A ideia para projecto nasceu a partir de uma sugestão de Miguel Cadilhe, membro do conselho consultivo da Cotec, que acabou por ficar responsável pela condução estratégica do trabalho.

Para se chegar ao conjunto de medidas que vão ser apresentadas ao Governo, a Cotec envolveu o centro regional do Porto da Universidade Católica, que fez um retrato da economia informal. A equipa, do lado académico, foi liderada por Alberto Castro e contou igualmente com Vasco Rodrigues como responsável.

Ao identificar que a economia informal representa 25% do PB, os peritos partiram para o estabelecimento de medidas de combate. "Identificámos uma série de medidas práticas e não apenas o nervo teórico da informalidade", precisou Artur Santos Silva ao Jornal de Negócios.
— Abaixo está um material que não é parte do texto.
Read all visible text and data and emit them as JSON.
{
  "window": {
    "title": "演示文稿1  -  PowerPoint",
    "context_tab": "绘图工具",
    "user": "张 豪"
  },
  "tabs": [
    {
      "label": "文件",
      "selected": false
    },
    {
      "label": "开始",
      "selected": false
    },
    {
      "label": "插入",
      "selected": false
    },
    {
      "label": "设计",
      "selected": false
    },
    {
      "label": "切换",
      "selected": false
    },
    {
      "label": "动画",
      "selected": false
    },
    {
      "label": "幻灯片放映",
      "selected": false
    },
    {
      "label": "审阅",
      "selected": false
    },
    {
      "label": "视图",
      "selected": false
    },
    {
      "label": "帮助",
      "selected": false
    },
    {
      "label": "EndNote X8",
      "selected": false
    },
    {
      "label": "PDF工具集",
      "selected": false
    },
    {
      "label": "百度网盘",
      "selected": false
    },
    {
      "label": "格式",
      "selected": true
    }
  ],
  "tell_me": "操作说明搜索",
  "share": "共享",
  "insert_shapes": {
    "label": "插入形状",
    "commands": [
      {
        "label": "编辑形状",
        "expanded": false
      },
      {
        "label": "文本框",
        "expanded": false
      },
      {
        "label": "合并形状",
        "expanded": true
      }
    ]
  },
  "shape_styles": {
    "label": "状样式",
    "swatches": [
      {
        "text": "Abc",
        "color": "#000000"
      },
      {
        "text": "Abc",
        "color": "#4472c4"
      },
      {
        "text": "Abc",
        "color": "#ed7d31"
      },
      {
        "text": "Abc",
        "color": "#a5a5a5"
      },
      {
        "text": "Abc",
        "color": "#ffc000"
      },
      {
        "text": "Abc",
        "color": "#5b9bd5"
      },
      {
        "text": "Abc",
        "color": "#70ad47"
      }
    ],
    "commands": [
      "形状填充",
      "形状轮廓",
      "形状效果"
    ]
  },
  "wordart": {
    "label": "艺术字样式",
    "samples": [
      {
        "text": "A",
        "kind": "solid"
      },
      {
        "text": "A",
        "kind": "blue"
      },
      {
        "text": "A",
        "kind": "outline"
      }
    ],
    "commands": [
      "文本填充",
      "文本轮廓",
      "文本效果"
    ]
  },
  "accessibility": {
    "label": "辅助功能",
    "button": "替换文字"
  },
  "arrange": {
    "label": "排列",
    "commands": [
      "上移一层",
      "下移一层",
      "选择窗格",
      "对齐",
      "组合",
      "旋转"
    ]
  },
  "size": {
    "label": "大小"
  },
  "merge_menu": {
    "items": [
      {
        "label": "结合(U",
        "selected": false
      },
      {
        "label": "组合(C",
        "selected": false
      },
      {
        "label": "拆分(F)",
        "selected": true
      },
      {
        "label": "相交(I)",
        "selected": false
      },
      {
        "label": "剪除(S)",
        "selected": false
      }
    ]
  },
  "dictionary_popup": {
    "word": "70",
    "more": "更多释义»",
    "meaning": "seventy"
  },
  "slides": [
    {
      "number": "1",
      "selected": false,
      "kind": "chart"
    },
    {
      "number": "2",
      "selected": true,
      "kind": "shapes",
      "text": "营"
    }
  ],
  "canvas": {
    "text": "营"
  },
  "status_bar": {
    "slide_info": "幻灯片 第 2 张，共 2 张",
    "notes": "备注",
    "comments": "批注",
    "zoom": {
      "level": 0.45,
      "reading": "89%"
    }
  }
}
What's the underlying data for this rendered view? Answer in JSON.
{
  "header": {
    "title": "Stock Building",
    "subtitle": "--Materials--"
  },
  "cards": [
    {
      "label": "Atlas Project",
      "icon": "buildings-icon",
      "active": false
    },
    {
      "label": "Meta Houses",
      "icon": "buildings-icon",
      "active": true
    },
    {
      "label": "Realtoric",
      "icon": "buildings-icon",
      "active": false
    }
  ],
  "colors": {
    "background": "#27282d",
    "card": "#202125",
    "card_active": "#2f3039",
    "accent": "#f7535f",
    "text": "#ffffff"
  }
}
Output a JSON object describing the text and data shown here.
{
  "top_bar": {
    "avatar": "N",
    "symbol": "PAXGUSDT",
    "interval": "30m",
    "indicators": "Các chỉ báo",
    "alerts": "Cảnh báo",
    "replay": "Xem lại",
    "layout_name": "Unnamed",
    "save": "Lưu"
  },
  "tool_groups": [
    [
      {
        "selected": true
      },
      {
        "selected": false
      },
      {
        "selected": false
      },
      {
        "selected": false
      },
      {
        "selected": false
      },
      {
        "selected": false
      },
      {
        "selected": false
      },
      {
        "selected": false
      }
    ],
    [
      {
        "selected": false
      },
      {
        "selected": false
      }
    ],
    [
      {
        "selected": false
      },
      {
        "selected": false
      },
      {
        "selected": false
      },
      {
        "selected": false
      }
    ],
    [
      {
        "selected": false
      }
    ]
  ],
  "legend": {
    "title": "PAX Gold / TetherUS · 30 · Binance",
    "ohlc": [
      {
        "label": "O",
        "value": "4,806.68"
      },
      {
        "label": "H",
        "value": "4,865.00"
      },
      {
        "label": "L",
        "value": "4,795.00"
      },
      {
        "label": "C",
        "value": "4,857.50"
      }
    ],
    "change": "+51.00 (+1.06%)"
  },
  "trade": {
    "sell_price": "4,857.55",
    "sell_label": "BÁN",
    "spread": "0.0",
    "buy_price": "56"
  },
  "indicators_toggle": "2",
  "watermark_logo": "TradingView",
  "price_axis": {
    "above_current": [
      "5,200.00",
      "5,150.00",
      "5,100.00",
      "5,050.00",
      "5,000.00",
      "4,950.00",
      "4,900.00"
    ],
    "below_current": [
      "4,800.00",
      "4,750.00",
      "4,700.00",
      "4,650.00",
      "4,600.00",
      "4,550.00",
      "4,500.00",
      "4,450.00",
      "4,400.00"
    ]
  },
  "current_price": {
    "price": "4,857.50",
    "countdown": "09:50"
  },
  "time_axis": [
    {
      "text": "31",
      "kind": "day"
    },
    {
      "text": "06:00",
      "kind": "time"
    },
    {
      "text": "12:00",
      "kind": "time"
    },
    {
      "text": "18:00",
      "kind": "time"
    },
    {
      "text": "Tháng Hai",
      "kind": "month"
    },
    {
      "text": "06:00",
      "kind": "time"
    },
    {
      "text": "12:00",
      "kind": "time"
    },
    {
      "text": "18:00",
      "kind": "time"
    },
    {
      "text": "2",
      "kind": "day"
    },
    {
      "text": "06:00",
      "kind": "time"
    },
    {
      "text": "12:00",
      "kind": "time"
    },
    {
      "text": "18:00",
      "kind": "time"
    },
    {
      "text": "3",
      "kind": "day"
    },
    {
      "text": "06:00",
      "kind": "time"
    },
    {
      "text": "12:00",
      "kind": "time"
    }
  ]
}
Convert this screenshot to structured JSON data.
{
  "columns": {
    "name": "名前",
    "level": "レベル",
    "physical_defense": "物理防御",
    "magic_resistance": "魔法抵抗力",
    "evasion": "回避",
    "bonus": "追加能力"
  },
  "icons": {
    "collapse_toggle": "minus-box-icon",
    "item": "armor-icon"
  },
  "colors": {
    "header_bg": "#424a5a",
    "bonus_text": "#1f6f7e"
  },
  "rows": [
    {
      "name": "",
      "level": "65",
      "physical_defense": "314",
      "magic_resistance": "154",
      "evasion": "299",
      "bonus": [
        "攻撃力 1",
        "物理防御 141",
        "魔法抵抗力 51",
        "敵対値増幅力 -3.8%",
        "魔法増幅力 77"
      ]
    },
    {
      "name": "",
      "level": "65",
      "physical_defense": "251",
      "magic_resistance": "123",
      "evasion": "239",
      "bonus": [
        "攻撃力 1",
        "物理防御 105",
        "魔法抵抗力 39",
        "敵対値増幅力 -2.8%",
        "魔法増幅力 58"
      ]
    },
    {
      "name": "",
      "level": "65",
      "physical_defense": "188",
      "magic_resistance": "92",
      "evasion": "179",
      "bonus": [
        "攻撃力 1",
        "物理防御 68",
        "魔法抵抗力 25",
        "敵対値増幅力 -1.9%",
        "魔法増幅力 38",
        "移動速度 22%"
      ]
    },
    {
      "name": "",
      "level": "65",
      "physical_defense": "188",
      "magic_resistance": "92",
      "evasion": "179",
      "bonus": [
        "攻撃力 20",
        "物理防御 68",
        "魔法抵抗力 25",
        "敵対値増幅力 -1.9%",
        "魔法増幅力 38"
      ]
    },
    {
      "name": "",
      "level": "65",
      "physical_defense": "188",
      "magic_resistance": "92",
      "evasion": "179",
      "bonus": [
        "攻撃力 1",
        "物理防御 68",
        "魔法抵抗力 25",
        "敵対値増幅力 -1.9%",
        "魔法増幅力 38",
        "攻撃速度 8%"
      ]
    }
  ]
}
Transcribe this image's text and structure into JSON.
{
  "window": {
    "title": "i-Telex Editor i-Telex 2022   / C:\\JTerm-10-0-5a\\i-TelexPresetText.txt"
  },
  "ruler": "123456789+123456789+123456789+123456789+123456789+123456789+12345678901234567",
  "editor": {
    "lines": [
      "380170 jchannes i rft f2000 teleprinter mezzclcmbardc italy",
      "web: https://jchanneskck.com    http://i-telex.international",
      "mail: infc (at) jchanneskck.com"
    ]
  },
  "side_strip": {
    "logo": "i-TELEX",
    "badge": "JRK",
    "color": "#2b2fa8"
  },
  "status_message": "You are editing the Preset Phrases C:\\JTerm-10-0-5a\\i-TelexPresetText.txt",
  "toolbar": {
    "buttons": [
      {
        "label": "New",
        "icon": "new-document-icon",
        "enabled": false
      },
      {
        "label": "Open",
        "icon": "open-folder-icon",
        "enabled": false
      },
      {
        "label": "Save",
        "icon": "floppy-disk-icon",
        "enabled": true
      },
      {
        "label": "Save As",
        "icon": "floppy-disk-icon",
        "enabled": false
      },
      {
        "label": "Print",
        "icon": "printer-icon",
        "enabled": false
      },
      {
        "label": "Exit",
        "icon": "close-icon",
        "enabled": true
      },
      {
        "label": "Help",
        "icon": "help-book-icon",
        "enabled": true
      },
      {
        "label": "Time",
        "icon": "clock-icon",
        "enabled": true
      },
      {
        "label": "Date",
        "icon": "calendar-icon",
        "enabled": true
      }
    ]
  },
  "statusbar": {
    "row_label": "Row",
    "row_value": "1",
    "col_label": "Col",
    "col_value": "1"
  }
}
Em paralelo, a Cotec desencadeou um outro trabalho, que incide sobre o sector da Justiça. O projecto conta com o envolvimento da McKinscy, consultora que regista envolvimentos passados com a Cotec.
 
"Está tudo acertado com o Ministério da Justiça. Trata-se de tentar fazer uma nova engenharia das operações. Não incide sobre a macro-estrutura do sistema de justiça em termos políticos, porque esse problema não é connosco", indica Artur Santos Silva. "Procura-se é dar uma contribuição e dizer como é que o sistema de Justiça pode melhorar se houver uma reengenharia das operações. Ou seja, o que é que pode ser feito na máquina da Justiça sem pôr em causa os pilares onde ela assenta e a estrutura de poder", conclui o presidente da Cotec.
 
JORNAL DE NEGÓCIOS | 05.06.2008 
Comentarios (3)add
... : Viva o Rei!
Bravo!
Como diria o outro, isto já não é interdisciplinaridade; é transdisciplinaridade.
Só falta criar o curso de engenharia da justiça numa universidade perto de si...
06.Junho.2008
... : Mário Rama da Silva
Aconselho a visita à página da COTEC.
Vejam como e quem a fundou, quem são os associados e quem os representa, pensem nas posições que muitos deles têm publicamente defendido e farão uma ideia do que vai sair dali.
Um lobby empresarial de topo vai, certamente, ser uma grande ajuda... em especial se vier a dedicar-se a engenharia das operações... processuais.
O que seria bem vindo já que uma parte dos associados integram o grupo dos chamados grandes litigantes.
06.Junho.2008
... : Alberto Ruço
«...o que é que pode ser feito na máquina da Justiça sem pôr em causa os pilares onde ela assenta e a estrutura de poder», conclui o presidente da Cotec.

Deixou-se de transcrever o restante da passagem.